Although the central bank does not disclose the level of its foreign reserves, a recent slide from Qayat indicates that “after trying to raise the currency for several months” it has probably fallen to a lower level.
Win Thao, deputy governor of Myanmar’s central bank, said on Monday that currency instability was expected to ease soon due to recent measures by the authorities and higher export earnings in November and December.
Myanmar’s reserves have plummeted since the US Federal Reserve accumulated 1 1 billion in the New York Federal Reserve just days after the U.S. coup, while the World Bank and the International Monetary Fund have suspended funding for projects. Authorities suspended the import of passenger cars last month to protect foreign currency on the coast and amended the Forex Act last week.

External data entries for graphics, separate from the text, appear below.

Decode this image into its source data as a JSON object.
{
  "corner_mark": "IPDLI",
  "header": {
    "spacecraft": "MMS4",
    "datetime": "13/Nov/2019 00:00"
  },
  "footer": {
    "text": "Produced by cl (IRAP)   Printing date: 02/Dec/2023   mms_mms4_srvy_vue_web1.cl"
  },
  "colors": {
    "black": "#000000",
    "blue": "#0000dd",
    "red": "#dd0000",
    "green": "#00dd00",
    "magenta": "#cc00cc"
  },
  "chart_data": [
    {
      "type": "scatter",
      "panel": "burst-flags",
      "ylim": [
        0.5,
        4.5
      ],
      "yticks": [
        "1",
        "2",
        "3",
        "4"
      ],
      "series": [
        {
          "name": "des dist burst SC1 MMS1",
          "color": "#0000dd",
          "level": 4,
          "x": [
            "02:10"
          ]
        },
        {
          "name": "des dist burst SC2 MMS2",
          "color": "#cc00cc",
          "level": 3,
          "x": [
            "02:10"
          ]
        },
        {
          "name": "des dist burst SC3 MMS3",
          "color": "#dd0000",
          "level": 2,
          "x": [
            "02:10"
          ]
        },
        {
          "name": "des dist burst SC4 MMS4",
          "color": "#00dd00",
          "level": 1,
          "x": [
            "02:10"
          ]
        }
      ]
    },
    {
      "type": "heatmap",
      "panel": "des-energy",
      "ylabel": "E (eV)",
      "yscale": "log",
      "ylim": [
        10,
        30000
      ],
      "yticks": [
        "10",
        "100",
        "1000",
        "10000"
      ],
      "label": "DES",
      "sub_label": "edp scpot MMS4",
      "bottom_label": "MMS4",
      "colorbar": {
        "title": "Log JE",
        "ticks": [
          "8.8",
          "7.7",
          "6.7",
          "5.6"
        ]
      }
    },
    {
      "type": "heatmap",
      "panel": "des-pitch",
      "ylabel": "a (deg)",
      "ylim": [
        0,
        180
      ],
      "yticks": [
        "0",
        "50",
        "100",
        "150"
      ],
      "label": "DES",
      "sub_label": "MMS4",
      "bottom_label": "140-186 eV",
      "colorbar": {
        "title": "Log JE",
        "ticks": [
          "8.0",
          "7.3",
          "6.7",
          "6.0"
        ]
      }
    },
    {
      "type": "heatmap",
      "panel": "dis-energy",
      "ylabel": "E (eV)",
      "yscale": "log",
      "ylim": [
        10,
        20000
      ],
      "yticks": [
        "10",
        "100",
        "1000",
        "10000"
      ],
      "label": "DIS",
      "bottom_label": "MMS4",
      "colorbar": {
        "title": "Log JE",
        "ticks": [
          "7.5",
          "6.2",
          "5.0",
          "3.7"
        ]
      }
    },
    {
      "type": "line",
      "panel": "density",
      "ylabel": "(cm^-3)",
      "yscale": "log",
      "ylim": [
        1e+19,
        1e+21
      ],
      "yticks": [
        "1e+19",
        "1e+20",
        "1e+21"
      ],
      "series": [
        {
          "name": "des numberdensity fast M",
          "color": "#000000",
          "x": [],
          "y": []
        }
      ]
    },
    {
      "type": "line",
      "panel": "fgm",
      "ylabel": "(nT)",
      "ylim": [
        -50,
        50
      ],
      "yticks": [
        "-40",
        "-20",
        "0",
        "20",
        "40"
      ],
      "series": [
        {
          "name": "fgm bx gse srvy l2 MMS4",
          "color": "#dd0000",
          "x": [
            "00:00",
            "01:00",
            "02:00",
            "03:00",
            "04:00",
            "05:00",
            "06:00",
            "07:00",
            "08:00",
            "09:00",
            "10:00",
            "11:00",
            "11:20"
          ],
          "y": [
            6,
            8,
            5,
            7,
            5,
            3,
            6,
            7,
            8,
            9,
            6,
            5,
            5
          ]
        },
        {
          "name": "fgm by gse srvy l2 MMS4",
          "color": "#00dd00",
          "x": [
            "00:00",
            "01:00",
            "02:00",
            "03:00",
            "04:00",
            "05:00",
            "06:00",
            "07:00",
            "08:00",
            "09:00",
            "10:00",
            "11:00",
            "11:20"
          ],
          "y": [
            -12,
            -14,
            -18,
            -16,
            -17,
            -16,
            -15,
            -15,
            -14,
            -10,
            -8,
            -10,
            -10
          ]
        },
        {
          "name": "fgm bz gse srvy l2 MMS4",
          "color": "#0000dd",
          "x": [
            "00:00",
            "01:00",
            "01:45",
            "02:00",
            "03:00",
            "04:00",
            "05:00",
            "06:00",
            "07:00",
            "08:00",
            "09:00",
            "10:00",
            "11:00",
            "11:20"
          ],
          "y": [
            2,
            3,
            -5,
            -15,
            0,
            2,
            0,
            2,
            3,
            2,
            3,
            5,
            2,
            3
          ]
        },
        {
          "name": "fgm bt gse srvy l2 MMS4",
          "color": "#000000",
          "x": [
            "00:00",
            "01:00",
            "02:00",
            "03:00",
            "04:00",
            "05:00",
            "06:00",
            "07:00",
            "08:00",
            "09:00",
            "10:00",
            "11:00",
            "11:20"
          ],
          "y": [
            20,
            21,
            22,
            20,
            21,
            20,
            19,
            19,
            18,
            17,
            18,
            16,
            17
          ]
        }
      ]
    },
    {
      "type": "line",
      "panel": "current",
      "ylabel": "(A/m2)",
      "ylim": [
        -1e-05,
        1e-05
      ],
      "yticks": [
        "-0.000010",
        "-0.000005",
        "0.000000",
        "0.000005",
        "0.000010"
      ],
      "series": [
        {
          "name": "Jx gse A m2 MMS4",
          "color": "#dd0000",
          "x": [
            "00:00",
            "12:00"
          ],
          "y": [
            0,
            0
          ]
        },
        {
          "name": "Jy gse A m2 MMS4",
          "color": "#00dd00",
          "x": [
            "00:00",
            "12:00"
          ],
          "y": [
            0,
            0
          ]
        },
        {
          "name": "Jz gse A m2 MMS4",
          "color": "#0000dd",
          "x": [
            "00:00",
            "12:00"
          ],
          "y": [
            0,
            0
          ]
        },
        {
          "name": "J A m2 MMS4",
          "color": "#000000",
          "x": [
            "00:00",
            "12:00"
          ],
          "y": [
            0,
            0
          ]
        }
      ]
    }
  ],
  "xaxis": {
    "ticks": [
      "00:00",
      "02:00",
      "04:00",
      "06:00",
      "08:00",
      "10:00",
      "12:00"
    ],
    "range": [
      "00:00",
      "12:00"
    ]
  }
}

But more control will further erode investor confidence in Myanmar and exporters will find ways to keep the hard currency offshore, says Vicky Bowman, director of the Myanmar Center for Responsible Business.
“The main reason for the Forex crisis is the declining confidence of investors in Myanmar and the suspension of development aid from February,” Baumann said. “Without a political solution that resumes nding and restores confidence in the country, it will be difficult to restore the kit.”
With foreign direct investment declining in Myanmar, multinational companies are becoming increasingly wary of doing business with the military regime, and some are heading for exit. Reversing that trend will be the key to reversing Kit’s fortunes.
“We don’t see any FDI coming and as long as the military is in power, the trend of kit depreciation could be prolonged,” said Khain Win. “It could push more middle-class people below the poverty line.”